そして、その先の答えを探そうと、二人は激しくなっていた。
やがて慶は、首筋へと立てて、口づけを交わした。
その度に重なり合う肌が、汗でヌメり、お互いの興奮を誘っていた。
その身体から醸し出される体臭は香水の匂いもかき消していたが、二人は嫌悪感よりも、お互いを感じるように堪能していた。
もう二度と感じる事の無い、お互いの匂いを・・・・・・。
慶は口づけを止めると、また睦美を腕枕で寝かせて、睦美の物をまさぐった。
その指先は、一点を振動させながらも、睦美の物をかき分けて、悦ぶ先へと沈めて行った。
「あっ・・あっ・・あっ・・・・・。」
睦美は、指先が往復する度に悦んだ。
『色白の肌・・・・・細い身体・・・・・指先・・・・・』
その襲う快楽の中で、今まで想い描いていた情景が、頭を過っていた。
まるで、走馬灯を思うかのように・・・・・。
睦美は、別れを覚悟して身体を重ねるのは初めてだった。
その別れが過る中での快楽が、切なくて愛おしく感じて、それを名残惜しむかのように一つ一つを堪能していた。
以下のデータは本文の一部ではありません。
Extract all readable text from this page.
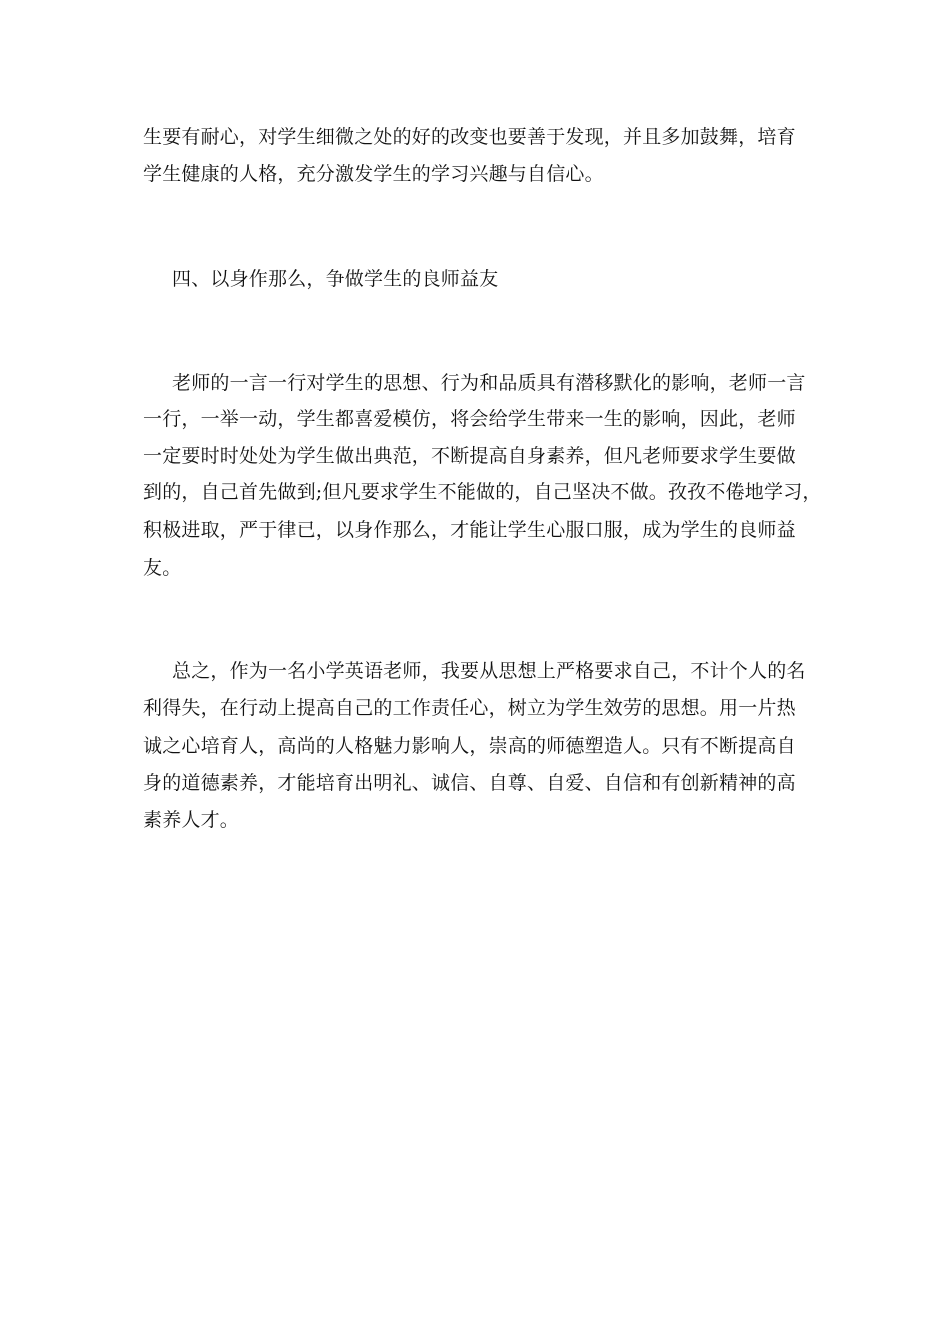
生要有耐心，对学生细微之处的好的改变也要善于发现，并且多加鼓舞，培育
学生健康的人格，充分激发学生的学习兴趣与自信心。
四、以身作那么，争做学生的良师益友
老师的一言一行对学生的思想、行为和品质具有潜移默化的影响，老师一言
一行，一举一动，学生都喜爱模仿，将会给学生带来一生的影响，因此，老师
一定要时时处处为学生做出典范，不断提高自身素养，但凡老师要求学生要做
到的，自己首先做到;但凡要求学生不能做的，自己坚决不做。孜孜不倦地学习，
积极进取，严于律已，以身作那么，才能让学生心服口服，成为学生的良师益
友。
总之，作为一名小学英语老师，我要从思想上严格要求自己，不计个人的名
利得失，在行动上提高自己的工作责任心，树立为学生效劳的思想。用一片热
诚之心培育人，高尚的人格魅力影响人，崇高的师德塑造人。只有不断提高自
身的道德素养，才能培育出明礼、诚信、自尊、自爱、自信和有创新精神的高
素养人才。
その特別な想いの中で、今までの情景が頭を過ってしまうのだった。
それを堪能してるのも束の間、慶の指先は、睦美の拒む谷間へと走っていた。
「あっ!・・・いやっ!・・・はあ・・・はあ・・・だ・・・駄目よ、そこわ・・・絶対に・・・はあ・・・はあ・・・・・。」
睦美は、押し寄せる快楽の中でも、そこだけは拒んだ。
今までも、求めれてきたが、自分の築いてきた品格を思うと、頑なに拒んできた。
夫の政俊さえでも、一度も立ち寄らせる事は無かった。
慶は、その拒む先がある谷間で、待ち構えるかのように、何度も往復させていた。
「お願いです・・・はあ・・・はあ・・・・・。今日は全てを感じたいんです・・・・・。睦美さん・・・いやっ・・・母さんとしての睦美さんの全てを・・・はあ・・・はあ・・・・・。お願いです・・・我慢して下さい・・・・・。我慢すれば、きっと至福が訪れるはず・・・・・。今日はお互いにとって、最高の至福を迎えましょう・・・・・。」
「駄目・・・絶対駄目よ・・・はあ・・・はあ・・・・・。」
睦美は口で拒んでも、身体は拒否する事は無かった。
襲う快楽の中で、慶の言葉一つ一つに、身体を委ねたい気にさせらていたからだ。
誰も立ち寄った事の無い、今までで一番愛しい人だけの場所・・・そう思うと、本当の意味で結ばれるような気がしていた。
「はあ・・・はあ・・・いやっ・・・そこだけは・・・はあ・・・はあ・・・・・。」
睦美は、拒む中でも覚悟を決めた。
一旦覚悟を決めると、谷間で往復する指先がいつ襲い掛かるかと、睦美の背中にゾクゾク走るものがあった。
二人は、『最後』と言う名の元で狂いだしていた・・・・・。